While the GDP data did indicate that Chinese economic recovery was on track, signs of persistent post-pandemic weakness in the country’s manufacturing sector also told the narrative of an uneven rebound.
China’s leading stock indicators, the Shanghai Shenzhen CSI 300 and Shanghai Composite indexes, both fell in Wednesday’s early trade as initial optimism over the GDP data ran out of steam.
Context
This has been branded as the year of specialty metals, and PGMs are somewhat living up to the tag after a rocky start.
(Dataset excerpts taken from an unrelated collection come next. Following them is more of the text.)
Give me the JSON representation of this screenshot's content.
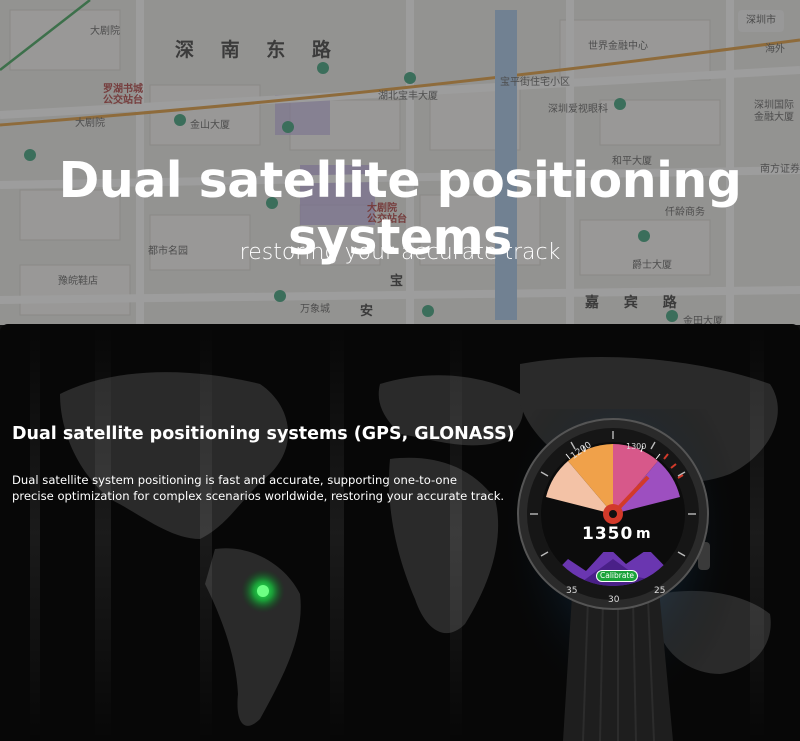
{
  "hero": {
    "title": "Dual satellite positioning systems",
    "subtitle": "restoring your accurate track",
    "map_city_button": "深圳市",
    "map_labels": {
      "road_shennan": "深 南 东 路",
      "road_jiabin": "嘉 宾 路",
      "hospital": "大剧院",
      "hospital2": "大剧院",
      "bookcity": "罗湖书城\n公交站台",
      "jinshan": "金山大厦",
      "world_finance": "世界金融中心",
      "baoping": "宝平街住宅小区",
      "hubei_baofeng": "湖北宝丰大厦",
      "shenzhen_eye": "深圳爱视眼科",
      "heping": "和平大厦",
      "qianguang": "仟龄商务",
      "wanxiang": "万象城",
      "dushi": "都市名园",
      "fuxin": "豫皖鞋店",
      "jueshi": "爵士大厦",
      "jintian": "金田大厦",
      "haiwai": "海外",
      "shenzhen_finance": "深圳国际\n金融大厦",
      "nanfang": "南方证券",
      "dajuyuan_stop": "大剧院\n公交站台",
      "bao": "宝",
      "an": "安"
    }
  },
  "section": {
    "heading": "Dual satellite positioning systems (GPS, GLONASS)",
    "description_lines": [
      "Dual satellite system positioning is fast and accurate, supporting one-to-one",
      "precise optimization for complex scenarios worldwide, restoring your accurate track."
    ]
  },
  "watch": {
    "altitude": "1350",
    "unit": "m",
    "calibrate_label": "Calibrate",
    "dial_ticks": [
      "1200",
      "1300"
    ],
    "bezel_numbers": [
      "35",
      "30",
      "25"
    ]
  },
  "colors": {
    "accent_green": "#1aa33a",
    "dial_red": "#d23a2a"
  }
}
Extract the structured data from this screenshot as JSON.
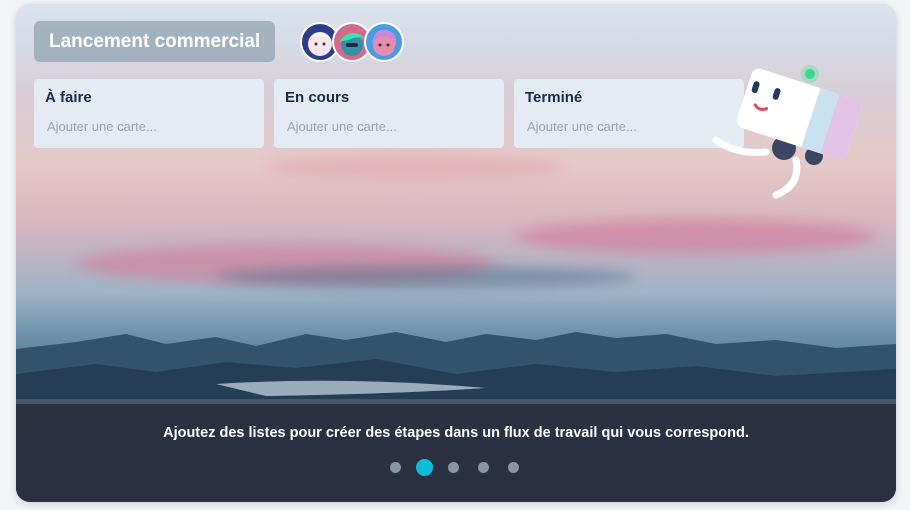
{
  "board": {
    "title": "Lancement commercial",
    "avatars": [
      {
        "name": "avatar-member-1",
        "icon": "cartoon-face-white-hair"
      },
      {
        "name": "avatar-member-2",
        "icon": "cartoon-face-green-hair"
      },
      {
        "name": "avatar-member-3",
        "icon": "cartoon-face-blonde-hair"
      }
    ]
  },
  "lists": [
    {
      "title": "À faire",
      "add_card": "Ajouter une carte..."
    },
    {
      "title": "En cours",
      "add_card": "Ajouter une carte..."
    },
    {
      "title": "Terminé",
      "add_card": "Ajouter une carte..."
    }
  ],
  "onboarding": {
    "caption": "Ajoutez des listes pour créer des étapes dans un flux de travail qui vous correspond.",
    "pagination": {
      "total": 5,
      "active_index": 2
    }
  },
  "colors": {
    "accent": "#0fbcd6",
    "list_bg": "#e4ebf3",
    "caption_bar": "#2a2e40"
  },
  "mascot": {
    "icon": "taco-robot-mascot"
  }
}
Of the two auto catalyst metals, palladium is more valued than platinum for its use in gasoline-powered cars, which dominate the global automobile market.
Palladium hit a record high of $3,440.76 an ounce in New York futures trade in March 2022. That rally came after major producer Russia invaded Ukraine and disrupted the flow of not just palladium but other key commodities. Western sanctions against Moscow have contributed to deepening the trend.
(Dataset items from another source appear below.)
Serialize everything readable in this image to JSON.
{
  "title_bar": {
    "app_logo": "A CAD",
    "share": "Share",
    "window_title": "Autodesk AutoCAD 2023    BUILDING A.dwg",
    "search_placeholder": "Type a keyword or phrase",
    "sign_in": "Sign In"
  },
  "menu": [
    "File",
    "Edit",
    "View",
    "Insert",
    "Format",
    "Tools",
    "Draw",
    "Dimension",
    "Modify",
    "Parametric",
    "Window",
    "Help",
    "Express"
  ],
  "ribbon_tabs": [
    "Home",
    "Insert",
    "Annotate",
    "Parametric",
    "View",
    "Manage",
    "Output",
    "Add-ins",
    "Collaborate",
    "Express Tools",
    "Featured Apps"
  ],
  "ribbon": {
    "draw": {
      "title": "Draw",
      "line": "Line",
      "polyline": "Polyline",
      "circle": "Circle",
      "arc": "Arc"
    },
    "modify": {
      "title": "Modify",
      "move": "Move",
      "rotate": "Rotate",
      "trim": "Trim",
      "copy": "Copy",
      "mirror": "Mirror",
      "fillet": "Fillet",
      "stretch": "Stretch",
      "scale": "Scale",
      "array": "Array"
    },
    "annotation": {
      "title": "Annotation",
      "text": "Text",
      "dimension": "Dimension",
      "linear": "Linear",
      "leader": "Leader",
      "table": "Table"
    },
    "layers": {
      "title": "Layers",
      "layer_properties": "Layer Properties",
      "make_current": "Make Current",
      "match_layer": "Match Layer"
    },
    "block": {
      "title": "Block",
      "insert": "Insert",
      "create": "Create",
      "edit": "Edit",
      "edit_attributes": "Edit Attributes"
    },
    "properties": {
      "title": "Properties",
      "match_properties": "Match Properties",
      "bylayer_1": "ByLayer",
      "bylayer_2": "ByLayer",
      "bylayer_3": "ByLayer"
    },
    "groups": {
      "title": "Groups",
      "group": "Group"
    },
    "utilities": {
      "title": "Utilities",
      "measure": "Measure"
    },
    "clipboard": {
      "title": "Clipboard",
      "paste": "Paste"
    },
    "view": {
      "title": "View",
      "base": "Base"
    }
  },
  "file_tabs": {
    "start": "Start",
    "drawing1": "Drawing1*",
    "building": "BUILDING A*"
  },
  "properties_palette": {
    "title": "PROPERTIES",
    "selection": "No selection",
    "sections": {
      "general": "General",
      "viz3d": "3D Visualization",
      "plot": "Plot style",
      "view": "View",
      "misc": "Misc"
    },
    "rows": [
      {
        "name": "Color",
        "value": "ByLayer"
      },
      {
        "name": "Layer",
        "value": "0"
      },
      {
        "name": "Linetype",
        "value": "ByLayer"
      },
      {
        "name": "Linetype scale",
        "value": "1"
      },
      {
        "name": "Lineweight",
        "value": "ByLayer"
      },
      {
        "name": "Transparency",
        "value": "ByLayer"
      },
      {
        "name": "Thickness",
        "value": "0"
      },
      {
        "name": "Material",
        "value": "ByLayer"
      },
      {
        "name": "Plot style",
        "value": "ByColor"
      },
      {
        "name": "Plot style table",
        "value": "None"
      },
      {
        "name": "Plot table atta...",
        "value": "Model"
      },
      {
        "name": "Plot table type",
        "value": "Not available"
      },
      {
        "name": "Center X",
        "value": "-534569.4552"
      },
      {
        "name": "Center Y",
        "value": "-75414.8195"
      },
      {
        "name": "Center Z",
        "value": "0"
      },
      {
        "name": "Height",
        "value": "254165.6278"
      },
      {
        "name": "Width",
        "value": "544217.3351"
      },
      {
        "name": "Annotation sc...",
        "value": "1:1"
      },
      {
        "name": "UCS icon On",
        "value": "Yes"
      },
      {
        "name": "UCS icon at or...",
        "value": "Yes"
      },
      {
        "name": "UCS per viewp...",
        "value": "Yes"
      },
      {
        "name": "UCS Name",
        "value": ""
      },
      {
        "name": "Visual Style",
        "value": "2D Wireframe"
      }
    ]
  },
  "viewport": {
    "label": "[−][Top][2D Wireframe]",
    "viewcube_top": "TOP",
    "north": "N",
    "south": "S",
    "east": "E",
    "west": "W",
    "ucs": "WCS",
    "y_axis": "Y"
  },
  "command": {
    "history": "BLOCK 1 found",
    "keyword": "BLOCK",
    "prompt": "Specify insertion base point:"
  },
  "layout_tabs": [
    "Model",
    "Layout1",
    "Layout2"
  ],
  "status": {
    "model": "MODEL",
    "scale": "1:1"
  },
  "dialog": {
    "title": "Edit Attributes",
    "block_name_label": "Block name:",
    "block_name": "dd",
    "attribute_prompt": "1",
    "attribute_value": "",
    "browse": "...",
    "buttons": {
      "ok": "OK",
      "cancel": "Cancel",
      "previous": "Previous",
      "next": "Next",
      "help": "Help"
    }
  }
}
At Wednesday’s pre-open in New York, most active platinum for July delivery on New York’s Comex hovered at above $1,625.
In the prior session, it crested at $1,649, a high not seen since palladium’s most-active contract on Comex hit $1,674.50 on February 3. Prior to that peak, a surfeit of economic worries forced palladium down to $1,333 on March 3 — a trough not witnessed since the June 2019 low of $1,305.20.
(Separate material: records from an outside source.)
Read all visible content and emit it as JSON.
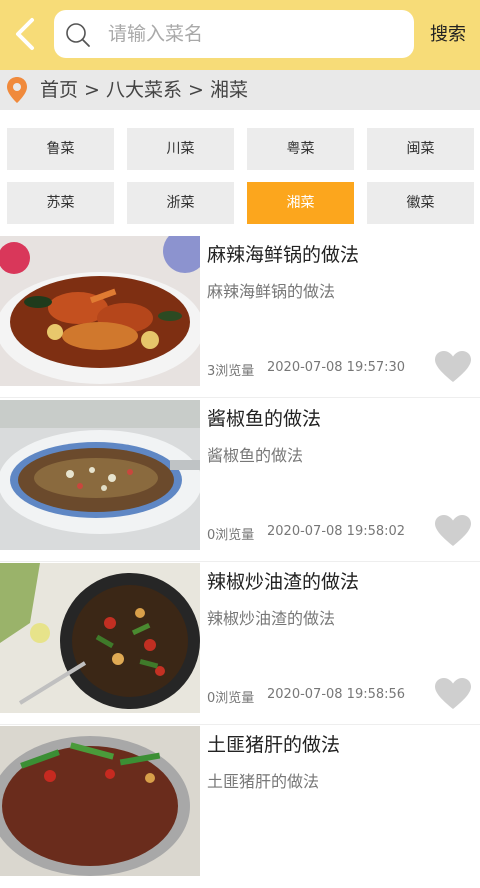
{
  "header": {
    "search_placeholder": "请输入菜名",
    "search_button": "搜索"
  },
  "breadcrumb": "首页 > 八大菜系 > 湘菜",
  "categories": [
    {
      "label": "鲁菜",
      "active": false
    },
    {
      "label": "川菜",
      "active": false
    },
    {
      "label": "粤菜",
      "active": false
    },
    {
      "label": "闽菜",
      "active": false
    },
    {
      "label": "苏菜",
      "active": false
    },
    {
      "label": "浙菜",
      "active": false
    },
    {
      "label": "湘菜",
      "active": true
    },
    {
      "label": "徽菜",
      "active": false
    }
  ],
  "recipes": [
    {
      "title": "麻辣海鲜锅的做法",
      "desc": "麻辣海鲜锅的做法",
      "views": "3浏览量",
      "date": "2020-07-08 19:57:30"
    },
    {
      "title": "酱椒鱼的做法",
      "desc": "酱椒鱼的做法",
      "views": "0浏览量",
      "date": "2020-07-08 19:58:02"
    },
    {
      "title": "辣椒炒油渣的做法",
      "desc": "辣椒炒油渣的做法",
      "views": "0浏览量",
      "date": "2020-07-08 19:58:56"
    },
    {
      "title": "土匪猪肝的做法",
      "desc": "土匪猪肝的做法",
      "views": "",
      "date": ""
    }
  ],
  "colors": {
    "header_bg": "#f7dc78",
    "active_category": "#fca61d",
    "heart": "#cfcfcf"
  }
}
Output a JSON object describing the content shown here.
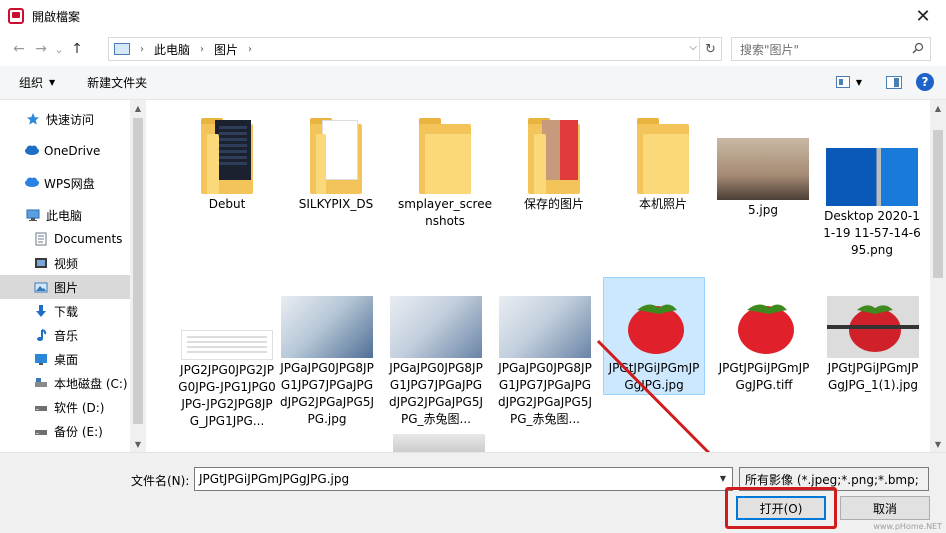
{
  "window": {
    "title": "開啟檔案",
    "close_symbol": "✕"
  },
  "nav": {
    "back_symbol": "←",
    "forward_symbol": "→",
    "history_symbol": "⌄",
    "up_symbol": "↑",
    "breadcrumb": [
      "此电脑",
      "图片"
    ],
    "search_placeholder": "搜索\"图片\""
  },
  "toolbar": {
    "organize_label": "组织",
    "new_folder_label": "新建文件夹"
  },
  "sidebar": {
    "items": [
      {
        "label": "快速访问",
        "icon": "star-icon"
      },
      {
        "label": "OneDrive",
        "icon": "cloud-icon"
      },
      {
        "label": "WPS网盘",
        "icon": "cloud-icon"
      },
      {
        "label": "此电脑",
        "icon": "computer-icon"
      },
      {
        "label": "Documents",
        "icon": "document-icon"
      },
      {
        "label": "视频",
        "icon": "video-icon"
      },
      {
        "label": "图片",
        "icon": "picture-icon"
      },
      {
        "label": "下载",
        "icon": "download-icon"
      },
      {
        "label": "音乐",
        "icon": "music-icon"
      },
      {
        "label": "桌面",
        "icon": "desktop-icon"
      },
      {
        "label": "本地磁盘 (C:)",
        "icon": "drive-icon"
      },
      {
        "label": "软件 (D:)",
        "icon": "drive-icon"
      },
      {
        "label": "备份 (E:)",
        "icon": "drive-icon"
      }
    ],
    "selected_index": 6
  },
  "files": {
    "row1": [
      {
        "label": "Debut",
        "kind": "folder"
      },
      {
        "label": "SILKYPIX_DS",
        "kind": "folder"
      },
      {
        "label": "smplayer_screenshots",
        "kind": "folder"
      },
      {
        "label": "保存的图片",
        "kind": "folder"
      },
      {
        "label": "本机照片",
        "kind": "folder"
      },
      {
        "label": "5.jpg",
        "kind": "image"
      },
      {
        "label": "Desktop 2020-11-19 11-57-14-695.png",
        "kind": "image"
      }
    ],
    "row2": [
      {
        "label": "JPG2JPG0JPG2JPG0JPG-JPG1JPG0JPG-JPG2JPG8JPG_JPG1JPG...",
        "kind": "image"
      },
      {
        "label": "JPGaJPG0JPG8JPG1JPG7JPGaJPGdJPG2JPGaJPG5JPG.jpg",
        "kind": "image"
      },
      {
        "label": "JPGaJPG0JPG8JPG1JPG7JPGaJPGdJPG2JPGaJPG5JPG_赤兔图...",
        "kind": "image"
      },
      {
        "label": "JPGaJPG0JPG8JPG1JPG7JPGaJPGdJPG2JPGaJPG5JPG_赤兔图...",
        "kind": "image"
      },
      {
        "label": "JPGtJPGiJPGmJPGgJPG.jpg",
        "kind": "image"
      },
      {
        "label": "JPGtJPGiJPGmJPGgJPG.tiff",
        "kind": "image"
      },
      {
        "label": "JPGtJPGiJPGmJPGgJPG_1(1).jpg",
        "kind": "image"
      }
    ],
    "selected": "JPGtJPGiJPGmJPGgJPG.jpg"
  },
  "bottom": {
    "filename_label": "文件名(N):",
    "filename_value": "JPGtJPGiJPGmJPGgJPG.jpg",
    "filter_value": "所有影像 (*.jpeg;*.png;*.bmp;",
    "open_label": "打开(O)",
    "cancel_label": "取消"
  },
  "watermark": "www.pHome.NET",
  "colors": {
    "accent": "#0078d7",
    "annotation": "#d01c1c",
    "selection": "#cce8ff"
  }
}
Platinum hovered at above $1,085 an ounce at Wednesday’s pre-open in New York. In the previous session, it hit a three-month high of $1,101.95. Prior to that peak, platinum sank to $904.10 on February 24, for a low unseen at the $875 level it hit on October 14.
Outlook
Palladium has established strong support at $1,528, a breakout point that has carried the premier auto-catalyst metal towards Tuesday’s peak, just shy of $1,650, noted Sunil Kumar Dixit, chief technical strategist at SKCharting.com.
Charts by SKCharting.com, with data powered by Investing.com
Dixit adds:
“The $1,528 is also the zone which has accelerated palladium’s upward move towards the Weekly Middle Bollinger Band of $1,590. Stability above this line can support further upside, targeting the next major resistance at the 50-week Exponential Moving Average, or EMA, at $1,800.”
Dixit said a short term pull back towards the 5-Day EMA dynamically positioned at $1,570 could be witnessed followed by a sharper drop to a retest of the $1,528 breakout zone and the 50-day EMA of $1,507.
Adds the technical strategist:
“A resumption of the uptrend in palladium will require a strong breakout again above $1,528. Buyers are likely to resurface at this major support area. The broad outlook for palladium remains bullish so long as the 100 Day Simple Moving Average, or SMA, of $1,612 remains intact with the day closing above this zone.”
In platinum’s case, it completed a bearish seven-week streak between Jan. 6 and Feb. 17 that led to the current six-week upward wave that began on March 10.
“This upward correction is likely to lead the current impulsive wave in platinum towards a major target of $1,248 in mid term, said Dixit.
He noted that over the short term, the swing high of $1,117 may be an immediate resistance for platinum, while the 5-Day EMA dynamically positioned at $1,071 appeared as immediate support, below which further consolidation could push prices towards the horizontal support of $1,035.
“The short term trend for platinum may witness sideways trades though the 50-Day EMA of $1,005 and the Daily Middle Bollinger Band of $1018 crossing over the 100 Day Simple Moving Average of $1,010. This creates a bullish structure which adds affirmation to platinum’s mid-term strength.”
Disclaimer: The content of this article is purely to educate and inform and does not in any way represent an inducement or recommendation to buy or sell any commodity or its related securities. The author Barani Krishnan does not hold a position in the commodities and securities he writes about. He typically uses a range of views outside his own to bring diversity to his analysis of any market. For neutrality, he sometimes presents contrarian views and market variables.